© Columbia University Press
Paper, 328 pages, 12 illus.
$16.95 / £11.95
Cloth, 328 pages, 12 illus.
$29.95 / £19.95
A London researcher was the first to assert that the combination measles-mumps-rubella vaccine known as MMR caused autism in children. Following this "discovery," a handful of parents declared that a mercury-containing preservative in several vaccines was responsible for the disease. If mercury caused autism, they reasoned, eliminating it from a child's system should treat the disorder. Consequently, a number of untested alternative therapies arose, and, most tragically, in one such treatment, a doctor injected a five-year-old autistic boy with a chemical in an effort to cleanse him of mercury, which stopped his heart instead.

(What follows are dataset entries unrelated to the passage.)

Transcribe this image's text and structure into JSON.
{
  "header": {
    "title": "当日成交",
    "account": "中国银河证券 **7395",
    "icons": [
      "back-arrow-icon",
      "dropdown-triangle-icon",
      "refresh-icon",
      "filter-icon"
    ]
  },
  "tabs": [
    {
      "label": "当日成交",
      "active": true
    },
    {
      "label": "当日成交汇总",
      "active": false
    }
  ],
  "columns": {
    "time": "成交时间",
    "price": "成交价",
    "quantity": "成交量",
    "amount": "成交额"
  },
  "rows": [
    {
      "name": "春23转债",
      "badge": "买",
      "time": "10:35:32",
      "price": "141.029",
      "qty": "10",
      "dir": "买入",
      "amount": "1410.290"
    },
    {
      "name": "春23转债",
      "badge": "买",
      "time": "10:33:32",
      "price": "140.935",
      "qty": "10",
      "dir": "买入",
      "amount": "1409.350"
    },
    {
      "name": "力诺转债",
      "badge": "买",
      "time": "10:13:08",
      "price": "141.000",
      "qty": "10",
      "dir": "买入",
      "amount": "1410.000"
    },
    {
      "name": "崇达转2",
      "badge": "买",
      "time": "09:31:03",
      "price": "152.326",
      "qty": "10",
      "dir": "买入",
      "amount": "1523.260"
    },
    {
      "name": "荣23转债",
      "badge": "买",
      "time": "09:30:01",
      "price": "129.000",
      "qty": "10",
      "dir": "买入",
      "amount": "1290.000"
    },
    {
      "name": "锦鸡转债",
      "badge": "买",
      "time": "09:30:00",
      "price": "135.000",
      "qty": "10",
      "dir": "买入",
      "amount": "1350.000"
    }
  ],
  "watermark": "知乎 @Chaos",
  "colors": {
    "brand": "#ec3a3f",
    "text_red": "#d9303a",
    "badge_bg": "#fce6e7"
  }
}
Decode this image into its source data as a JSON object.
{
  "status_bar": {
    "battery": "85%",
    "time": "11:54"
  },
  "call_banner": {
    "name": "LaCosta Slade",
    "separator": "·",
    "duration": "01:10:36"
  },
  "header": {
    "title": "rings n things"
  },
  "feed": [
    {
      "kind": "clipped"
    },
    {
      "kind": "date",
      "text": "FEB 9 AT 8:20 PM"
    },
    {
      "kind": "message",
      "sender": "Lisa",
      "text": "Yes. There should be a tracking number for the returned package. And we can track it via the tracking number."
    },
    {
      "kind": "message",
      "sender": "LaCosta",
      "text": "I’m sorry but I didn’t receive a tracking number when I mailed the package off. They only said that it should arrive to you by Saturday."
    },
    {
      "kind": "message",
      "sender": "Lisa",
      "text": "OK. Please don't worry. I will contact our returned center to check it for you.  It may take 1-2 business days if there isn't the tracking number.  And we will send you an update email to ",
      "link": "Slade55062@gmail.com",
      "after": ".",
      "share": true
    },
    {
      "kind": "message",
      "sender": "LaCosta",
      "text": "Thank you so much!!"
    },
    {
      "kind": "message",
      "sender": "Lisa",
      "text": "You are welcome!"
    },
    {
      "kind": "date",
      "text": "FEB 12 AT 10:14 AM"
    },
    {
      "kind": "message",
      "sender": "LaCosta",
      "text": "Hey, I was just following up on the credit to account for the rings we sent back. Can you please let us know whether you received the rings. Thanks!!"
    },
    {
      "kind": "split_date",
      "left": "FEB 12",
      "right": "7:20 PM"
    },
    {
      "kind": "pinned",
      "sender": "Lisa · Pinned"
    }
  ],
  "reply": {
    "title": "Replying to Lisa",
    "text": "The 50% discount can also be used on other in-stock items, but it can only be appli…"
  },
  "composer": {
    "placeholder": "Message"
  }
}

Children with autism have been placed on stringent diets, subjected to high-temperature saunas, bathed in magnetic clay, asked to swallow digestive enzymes and activated charcoal, and injected with various combinations of vitamins, minerals, and acids. Instead of helping, these therapies can hurt those who are most vulnerable, and particularly in the case of autism, they undermine childhood vaccination programs that have saved millions of lives. An overwhelming body of scientific evidence clearly shows that childhood vaccines are safe and does not cause autism. Yet widespread fear of vaccines on the part of parents persists.
In this book, Paul A. Offit, a national expert on vaccines, challenges the modern-day false prophets who have so egregiously misled the public and exposes the opportunism of the lawyers, journalists, celebrities, and politicians who support them. Offit recounts the history of autism research and the exploitation of this tragic condition by advocates and zealots. He considers the manipulation of science in the popular media and the courtroom, and he explores why society is susceptible to the bad science and risky therapies put forward by many antivaccination activists.